Politics: Criminal violence continues largely unabated, at a heavy cost to individuals and entire swaths of the economy
Although the number of intentional homicides has been falling somewhat in recent years (from a peak daily average of 100.7 in 2020 to 94.8 at last count), the tally remains shockingly high. In fact, in the four and a half years since President López Obrador took office, and facing a little over another year of his presidential term, the number of such murders has already surpassed the numbers reported for the full six-year terms of his predecessors, Felipe Calderón and Enrique Peña Nieto.
And even the latest tally appears deceiving given the record levels of disappearances being committed.
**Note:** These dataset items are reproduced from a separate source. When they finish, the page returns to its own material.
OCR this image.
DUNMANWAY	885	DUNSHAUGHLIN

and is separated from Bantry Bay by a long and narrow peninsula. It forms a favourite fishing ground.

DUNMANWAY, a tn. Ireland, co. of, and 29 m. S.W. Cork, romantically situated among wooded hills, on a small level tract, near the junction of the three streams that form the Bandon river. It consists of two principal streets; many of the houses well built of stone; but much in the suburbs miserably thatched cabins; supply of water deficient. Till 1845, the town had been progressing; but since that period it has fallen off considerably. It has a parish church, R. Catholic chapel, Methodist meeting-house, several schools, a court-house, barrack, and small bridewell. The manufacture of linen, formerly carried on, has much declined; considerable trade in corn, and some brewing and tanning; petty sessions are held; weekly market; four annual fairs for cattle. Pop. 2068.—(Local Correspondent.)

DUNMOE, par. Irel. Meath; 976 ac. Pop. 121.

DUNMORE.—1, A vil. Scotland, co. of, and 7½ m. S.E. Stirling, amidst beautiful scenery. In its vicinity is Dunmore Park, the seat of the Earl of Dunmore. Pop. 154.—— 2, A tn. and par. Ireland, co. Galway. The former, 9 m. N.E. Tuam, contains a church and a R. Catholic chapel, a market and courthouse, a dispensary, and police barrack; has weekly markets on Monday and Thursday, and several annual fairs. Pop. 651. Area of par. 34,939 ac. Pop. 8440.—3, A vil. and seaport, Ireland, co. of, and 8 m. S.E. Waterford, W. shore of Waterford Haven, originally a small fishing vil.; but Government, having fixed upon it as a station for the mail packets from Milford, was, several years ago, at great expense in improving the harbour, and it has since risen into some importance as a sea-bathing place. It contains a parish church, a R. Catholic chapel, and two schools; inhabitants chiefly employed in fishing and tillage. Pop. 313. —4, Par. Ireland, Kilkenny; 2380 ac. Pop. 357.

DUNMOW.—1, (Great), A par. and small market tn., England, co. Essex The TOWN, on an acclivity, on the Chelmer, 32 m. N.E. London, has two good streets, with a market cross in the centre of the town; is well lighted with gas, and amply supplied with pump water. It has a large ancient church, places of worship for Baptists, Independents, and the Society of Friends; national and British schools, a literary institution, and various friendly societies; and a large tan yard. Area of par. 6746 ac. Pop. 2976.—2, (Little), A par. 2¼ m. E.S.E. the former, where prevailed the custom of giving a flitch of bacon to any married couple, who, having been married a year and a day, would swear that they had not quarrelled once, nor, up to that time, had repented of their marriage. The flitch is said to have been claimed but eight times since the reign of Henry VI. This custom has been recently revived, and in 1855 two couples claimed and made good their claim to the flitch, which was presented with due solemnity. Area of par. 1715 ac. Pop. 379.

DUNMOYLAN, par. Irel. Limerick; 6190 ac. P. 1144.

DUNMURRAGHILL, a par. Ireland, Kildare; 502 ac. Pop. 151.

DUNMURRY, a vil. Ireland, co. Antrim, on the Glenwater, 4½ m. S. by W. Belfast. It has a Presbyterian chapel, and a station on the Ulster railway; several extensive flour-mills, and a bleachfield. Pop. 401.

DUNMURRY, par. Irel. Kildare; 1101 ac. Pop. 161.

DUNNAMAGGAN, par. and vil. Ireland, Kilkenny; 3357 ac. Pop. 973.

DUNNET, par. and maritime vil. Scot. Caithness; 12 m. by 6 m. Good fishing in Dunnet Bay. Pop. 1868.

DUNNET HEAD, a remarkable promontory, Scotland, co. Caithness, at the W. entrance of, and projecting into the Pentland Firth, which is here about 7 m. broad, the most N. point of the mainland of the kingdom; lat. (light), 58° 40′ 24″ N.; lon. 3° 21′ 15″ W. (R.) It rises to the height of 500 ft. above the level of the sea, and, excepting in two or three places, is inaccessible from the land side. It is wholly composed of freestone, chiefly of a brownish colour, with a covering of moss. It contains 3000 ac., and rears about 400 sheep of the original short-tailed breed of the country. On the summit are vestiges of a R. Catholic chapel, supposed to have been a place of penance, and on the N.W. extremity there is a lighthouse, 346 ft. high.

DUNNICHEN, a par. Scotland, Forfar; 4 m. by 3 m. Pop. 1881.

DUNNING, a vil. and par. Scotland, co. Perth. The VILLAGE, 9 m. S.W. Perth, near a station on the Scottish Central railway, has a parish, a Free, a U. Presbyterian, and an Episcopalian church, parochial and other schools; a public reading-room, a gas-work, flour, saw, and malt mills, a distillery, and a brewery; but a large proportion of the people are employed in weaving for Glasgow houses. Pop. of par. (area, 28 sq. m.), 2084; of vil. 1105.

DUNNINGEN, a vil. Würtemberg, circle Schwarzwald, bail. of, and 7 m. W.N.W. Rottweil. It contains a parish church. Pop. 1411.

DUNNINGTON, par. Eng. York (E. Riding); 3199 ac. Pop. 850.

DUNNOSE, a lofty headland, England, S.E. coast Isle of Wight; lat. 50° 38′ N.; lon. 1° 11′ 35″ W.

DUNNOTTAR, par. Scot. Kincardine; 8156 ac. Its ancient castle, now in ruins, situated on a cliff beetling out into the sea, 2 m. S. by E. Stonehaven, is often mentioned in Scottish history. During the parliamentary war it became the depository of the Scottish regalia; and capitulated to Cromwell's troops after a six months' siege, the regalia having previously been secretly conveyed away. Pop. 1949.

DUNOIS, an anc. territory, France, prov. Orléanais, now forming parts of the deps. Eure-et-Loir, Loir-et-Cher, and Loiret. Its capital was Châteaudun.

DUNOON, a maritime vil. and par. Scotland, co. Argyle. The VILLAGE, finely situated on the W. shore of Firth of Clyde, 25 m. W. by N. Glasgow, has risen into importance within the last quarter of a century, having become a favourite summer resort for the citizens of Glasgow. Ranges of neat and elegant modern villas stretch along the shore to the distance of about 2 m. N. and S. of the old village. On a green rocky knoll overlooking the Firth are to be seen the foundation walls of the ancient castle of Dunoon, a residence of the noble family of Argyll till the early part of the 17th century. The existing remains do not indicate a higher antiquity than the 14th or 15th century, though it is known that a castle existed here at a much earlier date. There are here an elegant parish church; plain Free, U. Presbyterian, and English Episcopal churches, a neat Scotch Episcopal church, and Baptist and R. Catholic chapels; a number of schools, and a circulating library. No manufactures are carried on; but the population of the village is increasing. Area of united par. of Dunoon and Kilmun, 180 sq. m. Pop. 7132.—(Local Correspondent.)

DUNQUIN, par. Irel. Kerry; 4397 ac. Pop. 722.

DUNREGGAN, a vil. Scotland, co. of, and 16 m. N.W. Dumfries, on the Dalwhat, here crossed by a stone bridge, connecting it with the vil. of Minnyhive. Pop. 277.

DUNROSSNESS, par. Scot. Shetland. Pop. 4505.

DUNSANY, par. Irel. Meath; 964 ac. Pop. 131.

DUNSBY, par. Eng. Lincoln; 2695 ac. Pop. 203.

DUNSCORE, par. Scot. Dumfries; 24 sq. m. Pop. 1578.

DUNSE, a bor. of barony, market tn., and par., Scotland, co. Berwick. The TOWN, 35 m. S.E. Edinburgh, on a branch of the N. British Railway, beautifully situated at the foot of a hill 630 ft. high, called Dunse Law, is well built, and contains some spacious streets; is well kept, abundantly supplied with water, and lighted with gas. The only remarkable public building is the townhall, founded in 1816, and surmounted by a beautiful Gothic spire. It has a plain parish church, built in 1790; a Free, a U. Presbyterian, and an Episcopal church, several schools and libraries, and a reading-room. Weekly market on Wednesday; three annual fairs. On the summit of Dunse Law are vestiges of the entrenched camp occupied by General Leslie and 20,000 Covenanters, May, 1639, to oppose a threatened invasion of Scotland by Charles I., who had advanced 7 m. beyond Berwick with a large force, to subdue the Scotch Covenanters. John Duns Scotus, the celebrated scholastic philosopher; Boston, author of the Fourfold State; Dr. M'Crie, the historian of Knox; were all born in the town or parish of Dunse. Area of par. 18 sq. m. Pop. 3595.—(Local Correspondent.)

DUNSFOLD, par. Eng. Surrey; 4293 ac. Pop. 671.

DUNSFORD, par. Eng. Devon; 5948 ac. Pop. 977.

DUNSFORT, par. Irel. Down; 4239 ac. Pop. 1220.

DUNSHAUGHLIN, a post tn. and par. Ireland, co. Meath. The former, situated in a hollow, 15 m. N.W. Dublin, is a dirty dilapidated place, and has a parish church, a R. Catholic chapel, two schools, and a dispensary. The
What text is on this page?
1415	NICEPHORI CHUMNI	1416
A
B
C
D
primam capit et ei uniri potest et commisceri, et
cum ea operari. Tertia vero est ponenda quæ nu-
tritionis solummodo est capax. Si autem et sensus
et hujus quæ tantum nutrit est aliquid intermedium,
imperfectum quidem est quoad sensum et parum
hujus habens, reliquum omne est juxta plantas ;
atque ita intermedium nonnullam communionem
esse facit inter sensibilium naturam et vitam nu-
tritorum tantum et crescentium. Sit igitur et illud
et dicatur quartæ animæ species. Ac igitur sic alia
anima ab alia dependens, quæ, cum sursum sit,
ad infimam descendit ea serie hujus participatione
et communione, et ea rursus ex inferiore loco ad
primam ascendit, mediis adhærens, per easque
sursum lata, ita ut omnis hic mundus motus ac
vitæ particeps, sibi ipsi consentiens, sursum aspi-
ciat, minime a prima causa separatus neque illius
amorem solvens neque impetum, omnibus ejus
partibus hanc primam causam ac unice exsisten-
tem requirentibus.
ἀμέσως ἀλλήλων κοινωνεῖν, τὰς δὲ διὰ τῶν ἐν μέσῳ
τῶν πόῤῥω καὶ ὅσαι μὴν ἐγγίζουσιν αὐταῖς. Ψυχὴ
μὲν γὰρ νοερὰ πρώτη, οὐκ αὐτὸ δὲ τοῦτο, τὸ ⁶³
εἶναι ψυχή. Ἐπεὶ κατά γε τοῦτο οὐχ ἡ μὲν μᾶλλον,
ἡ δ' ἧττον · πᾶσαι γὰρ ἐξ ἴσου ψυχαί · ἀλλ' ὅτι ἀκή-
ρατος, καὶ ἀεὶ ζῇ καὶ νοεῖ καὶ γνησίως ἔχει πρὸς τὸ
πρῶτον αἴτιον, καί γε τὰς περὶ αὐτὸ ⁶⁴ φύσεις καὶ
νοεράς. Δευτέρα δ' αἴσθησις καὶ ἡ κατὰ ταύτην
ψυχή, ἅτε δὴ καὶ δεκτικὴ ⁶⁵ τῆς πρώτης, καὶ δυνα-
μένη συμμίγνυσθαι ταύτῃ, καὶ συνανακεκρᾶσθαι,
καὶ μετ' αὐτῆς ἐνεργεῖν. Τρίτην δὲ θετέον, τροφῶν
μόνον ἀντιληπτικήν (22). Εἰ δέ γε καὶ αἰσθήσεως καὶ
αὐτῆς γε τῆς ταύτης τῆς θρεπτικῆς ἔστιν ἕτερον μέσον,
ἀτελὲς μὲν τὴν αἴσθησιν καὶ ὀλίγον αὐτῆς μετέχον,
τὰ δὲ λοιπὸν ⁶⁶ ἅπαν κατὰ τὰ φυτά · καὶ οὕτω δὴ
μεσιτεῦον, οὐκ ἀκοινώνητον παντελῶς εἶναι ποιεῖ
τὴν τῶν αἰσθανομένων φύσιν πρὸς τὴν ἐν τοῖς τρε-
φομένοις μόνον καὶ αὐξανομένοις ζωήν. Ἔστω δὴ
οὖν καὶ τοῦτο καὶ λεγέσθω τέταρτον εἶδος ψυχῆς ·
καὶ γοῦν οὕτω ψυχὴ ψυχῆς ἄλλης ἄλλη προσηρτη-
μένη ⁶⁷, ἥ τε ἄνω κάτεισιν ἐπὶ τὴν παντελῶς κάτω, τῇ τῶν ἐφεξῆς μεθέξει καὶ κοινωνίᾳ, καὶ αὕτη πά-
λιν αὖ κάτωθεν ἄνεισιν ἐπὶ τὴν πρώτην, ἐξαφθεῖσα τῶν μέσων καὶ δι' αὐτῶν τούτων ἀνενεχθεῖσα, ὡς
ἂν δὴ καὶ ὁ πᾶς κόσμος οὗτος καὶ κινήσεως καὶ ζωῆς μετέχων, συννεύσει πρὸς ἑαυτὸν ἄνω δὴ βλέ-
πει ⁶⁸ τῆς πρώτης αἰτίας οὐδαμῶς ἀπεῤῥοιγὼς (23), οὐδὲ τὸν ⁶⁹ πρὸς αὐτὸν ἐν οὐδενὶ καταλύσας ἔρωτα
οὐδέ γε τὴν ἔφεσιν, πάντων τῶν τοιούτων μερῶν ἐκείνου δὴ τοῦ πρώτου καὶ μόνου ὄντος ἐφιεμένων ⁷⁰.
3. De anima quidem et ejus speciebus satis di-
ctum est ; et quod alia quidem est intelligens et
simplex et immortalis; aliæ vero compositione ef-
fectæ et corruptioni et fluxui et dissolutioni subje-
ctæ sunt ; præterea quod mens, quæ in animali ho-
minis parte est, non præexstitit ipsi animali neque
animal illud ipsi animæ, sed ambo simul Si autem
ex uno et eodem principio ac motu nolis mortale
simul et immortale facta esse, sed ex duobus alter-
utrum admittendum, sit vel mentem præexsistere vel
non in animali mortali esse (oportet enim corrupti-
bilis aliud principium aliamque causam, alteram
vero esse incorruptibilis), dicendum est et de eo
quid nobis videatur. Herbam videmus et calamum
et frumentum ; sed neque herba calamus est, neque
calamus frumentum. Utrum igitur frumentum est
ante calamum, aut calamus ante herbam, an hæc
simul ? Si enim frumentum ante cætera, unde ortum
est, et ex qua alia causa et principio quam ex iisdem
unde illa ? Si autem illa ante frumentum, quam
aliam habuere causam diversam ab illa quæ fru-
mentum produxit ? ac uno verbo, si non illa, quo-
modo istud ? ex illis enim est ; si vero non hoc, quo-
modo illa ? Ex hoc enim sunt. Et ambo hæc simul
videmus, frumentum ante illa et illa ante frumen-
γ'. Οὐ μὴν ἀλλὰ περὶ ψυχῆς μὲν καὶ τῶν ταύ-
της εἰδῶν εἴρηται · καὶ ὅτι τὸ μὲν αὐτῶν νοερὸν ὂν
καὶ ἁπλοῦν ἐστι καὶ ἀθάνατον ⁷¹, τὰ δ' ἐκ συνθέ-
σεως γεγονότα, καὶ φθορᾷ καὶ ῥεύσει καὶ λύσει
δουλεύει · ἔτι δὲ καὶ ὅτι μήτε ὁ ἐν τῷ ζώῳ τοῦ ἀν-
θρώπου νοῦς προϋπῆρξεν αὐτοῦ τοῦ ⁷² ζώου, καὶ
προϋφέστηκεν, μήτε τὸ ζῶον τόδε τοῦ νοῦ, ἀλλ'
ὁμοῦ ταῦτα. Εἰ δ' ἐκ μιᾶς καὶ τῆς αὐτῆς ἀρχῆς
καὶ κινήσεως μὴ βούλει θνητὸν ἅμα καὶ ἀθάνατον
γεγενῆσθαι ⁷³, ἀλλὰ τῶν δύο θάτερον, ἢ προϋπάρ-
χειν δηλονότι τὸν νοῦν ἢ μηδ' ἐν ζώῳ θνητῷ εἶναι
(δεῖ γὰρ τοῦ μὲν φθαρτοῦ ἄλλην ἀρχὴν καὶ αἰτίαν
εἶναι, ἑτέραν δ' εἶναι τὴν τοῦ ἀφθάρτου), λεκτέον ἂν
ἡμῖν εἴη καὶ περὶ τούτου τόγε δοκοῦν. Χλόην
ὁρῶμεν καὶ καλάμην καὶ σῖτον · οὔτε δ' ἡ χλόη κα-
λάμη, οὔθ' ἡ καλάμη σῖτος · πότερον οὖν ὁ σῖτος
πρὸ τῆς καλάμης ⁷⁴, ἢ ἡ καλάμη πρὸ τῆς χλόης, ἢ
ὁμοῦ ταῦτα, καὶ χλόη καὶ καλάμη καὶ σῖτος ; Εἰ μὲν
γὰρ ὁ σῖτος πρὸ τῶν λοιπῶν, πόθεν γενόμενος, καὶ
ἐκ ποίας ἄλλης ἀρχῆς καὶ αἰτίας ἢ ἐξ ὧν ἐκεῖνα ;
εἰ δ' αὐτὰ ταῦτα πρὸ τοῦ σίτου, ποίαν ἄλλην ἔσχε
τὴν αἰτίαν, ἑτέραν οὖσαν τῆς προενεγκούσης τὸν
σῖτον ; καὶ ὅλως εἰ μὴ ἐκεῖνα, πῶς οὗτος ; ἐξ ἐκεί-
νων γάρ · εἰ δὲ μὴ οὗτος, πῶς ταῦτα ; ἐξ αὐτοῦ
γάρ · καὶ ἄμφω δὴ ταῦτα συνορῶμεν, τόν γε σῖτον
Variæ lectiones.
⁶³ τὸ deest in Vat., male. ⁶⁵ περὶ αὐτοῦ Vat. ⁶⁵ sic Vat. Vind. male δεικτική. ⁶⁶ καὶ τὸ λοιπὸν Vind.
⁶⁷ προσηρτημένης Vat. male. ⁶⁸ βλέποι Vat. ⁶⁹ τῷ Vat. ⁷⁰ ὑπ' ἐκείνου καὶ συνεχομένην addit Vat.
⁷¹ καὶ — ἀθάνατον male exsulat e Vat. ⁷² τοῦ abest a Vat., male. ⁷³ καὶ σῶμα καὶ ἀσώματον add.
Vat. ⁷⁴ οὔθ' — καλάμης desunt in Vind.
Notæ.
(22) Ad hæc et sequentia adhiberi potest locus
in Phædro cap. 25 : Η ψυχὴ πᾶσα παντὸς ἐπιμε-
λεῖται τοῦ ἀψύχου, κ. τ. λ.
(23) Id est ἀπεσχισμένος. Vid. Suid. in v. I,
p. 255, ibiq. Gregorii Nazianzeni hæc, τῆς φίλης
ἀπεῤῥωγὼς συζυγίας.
Such victims cannot be officially registered as deceased owing to a lack of physical evidence. Even when clandestine burial sites are discovered (slightly more than 3,000 have been uncovered so far under this government), the data of the unidentified deceased is not incorporated into the data base of intentional homicides.
Moreover, security crises continue to unfold in a number of states in which organized crime shakes down and otherwise extorts untold numbers of businesses, farmers, merchants and street vendors at the same time as the turf wars for control of all manner of economic activity represent enormous costs. In 2021, the total cost of insecurity and crime in the country's economic units amounted to 120.2 billion pesos, equivalent to 6.7% of GDP. Of this amount, only 42% corresponds to direct damage from crime and the remaining 58% to spending on preventive measures.